Si direbbe una buona notizia.
Per la prima volta, infatti, l’Europa sembrerebbe disposta ad andare contro le imposizioni statunitensi per difendere i propri interessi commerciali.
Ma le cose stanno davvero così?
Veniamo ai fatti.
Nella notte tra il 7 e l’8 agosto sono scattate le sanzioni reimposte da Washington e che erano state levate all’Iran dopo l’accordo sul nucleare del 2015: Trump ha assicurato che le misure punitive gioveranno alla “pace mondiale” e ha messo in guardia “chiunque faccia affari con l’Iran” perché “non li potrà fare con gli Stati Uniti“.
Immediata è stata la replica a distanza dell’Alto rappresentante per la politica estera Ue, Federica Mogherini, già firmataria dell’accordo del 2015 con il quale Teheran rinunciò al nucleare.

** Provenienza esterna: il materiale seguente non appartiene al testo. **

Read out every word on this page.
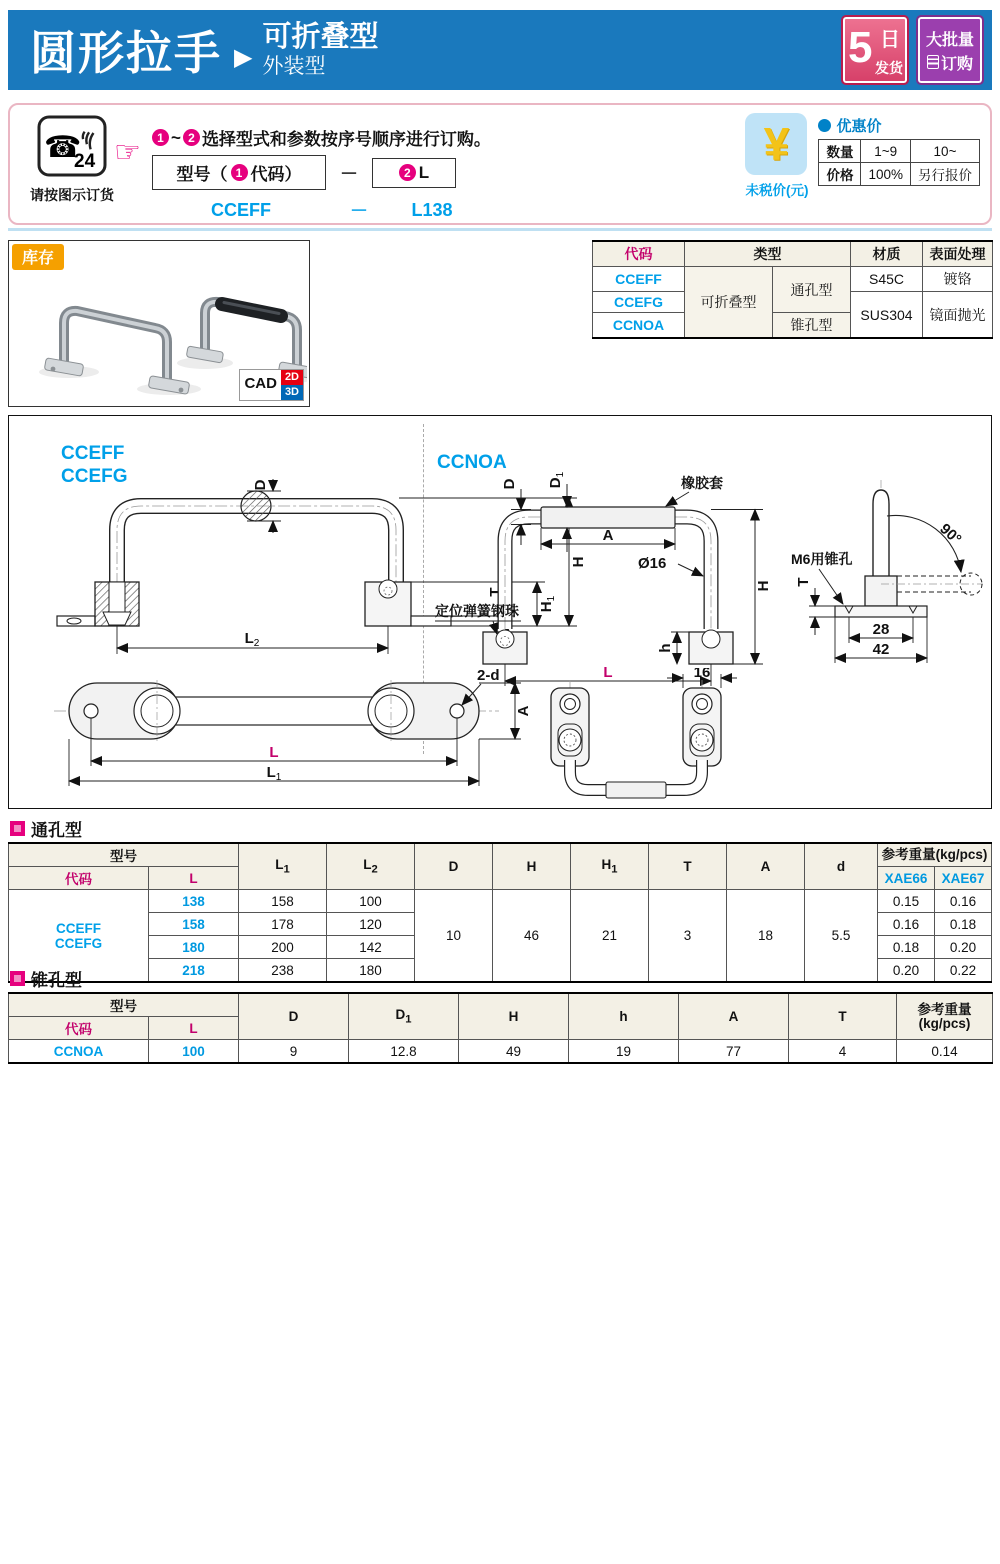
圆形拉手 ▶
可折叠型
外装型	5 日
发货
大批量
订购
☎
24
请按图示订货
☞	1 ~ 2 选择型式和参数按序号顺序进行订购。
型号（ 1 代码） －	2 L
CCEFF	－	L138
¥
未税价(元)
优惠价
数量	1~9	10~
价格	100%	另行报价
库存
CAD 2D
3D
代码	类型		材质	表面处理
CCEFF	可折叠型	通孔型	S45C	镀铬
CCEFG			SUS304	镜面抛光
CCNOA		锥孔型		
CCEFF
CCEFG
CCNOA
D
H
H1
T
L2
2-d
A
L
L1
D D1
橡胶套
A
Ø16
H
h
定位弹簧钢珠
L
90°
M6用锥孔
T
28
42
16
通孔型
型号		$L_1$	$L_2$	D	H	$H_1$	T	A	d	参考重量(kg/pcs)	
代码	L									XAE66	XAE67

CCEFF
CCEFG	138	158	100	10	46	21	3	18	5.5	0.15	0.16
	158	178	120							0.16	0.18
	180	200	142							0.18	0.20
	218	238	180							0.20	0.22
锥孔型
型号		D	$D_1$	H	h	A	T	参考重量
(kg/pcs)

代码	L							
CCNOA	100	9	12.8	49	19	77	4	0.14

Il capo della diplomazia europea ha difeso la necessità di incrementare gli scambi con l’Iran.
“Stiamo facendo del nostro meglio per mantenere l’Iran nell’accordo e per preservare i benefici economici che questo porta al popolo iraniano perché crediamo che questo sia nell’interesse della sicurezza non solo della nostra regione, ma anche del mondo“, ha sottolineato la rappresentante della politica estera europea.
“Permettetemi di dirlo in modo molto chiaro: stiamo parlando di relazioni economiche e commerciali con l’Iran, perché sono parte integrante dell’accordo nucleare“, ha detto nel corso della conferenza stampa con il ministro degli Esteri neozelandese, Winston Peters.
“Il commercio dell’UE con l’Iran, rispetto a quello con il resto del mondo, è molto limitato, ma è un aspetto fondamentale del diritto dell’Iran ad avere un vantaggio economico in cambio dell’aver rispettato tutti i suoi impegni nucleari“.
E l’Ue cerca concretamente di salvare l’accordo: dall’8 di agosto, infatti, sono entrate in vigore una serie di misure volute proprio da Bruxelles per limitare l’impatto delle sanzioni americane e proteggere le aziende europee che fanno affari con Teheran, prime fra tutte la tedesca Daimler e la francese Total, che già hanno rinunciato a grossi affari avviati con l’Iran per non essere penalizzate nei loro rapporti commerciali con gli USA.
E che avrebbero tutto l’interesse a riaprire i loro dossier con lo stato mediorientale nel caso si trovassero ad essere protette sul piano diplomatico dall’Unione Europea.
Ma la lista di società economiche è piuttosto lunga: dalla Maersk danese, leader nei trasporti marittimi, alla Peugeot.
E l’Italia? Dal nostro paese non viene nessun commento. E dire che con 5 miliardi di euro di interscambio all’anno, l’Italia è tra i Paesi Ue che rischia maggiormente e che ci rimetterebbe di più. E se si aggiungono queste potenziali perdite a quelle provocate dalle sanzioni imposte all’Ue dagli Stati Uniti nei confronti della Russia, i nostri scambi con l’estero subirebbero un ulteriore duro colpo.
Chissà se la Commissione Europea avrà il coraggio di dare seguito alle dichiarazioni della Mogherini e di andare fino in fondo. E magari di ridiscutere anche le sanzioni nei confronti della Russia.
Temiamo però che, come al solito, lo faranno senza un apporto concreto da parte del nostro governo.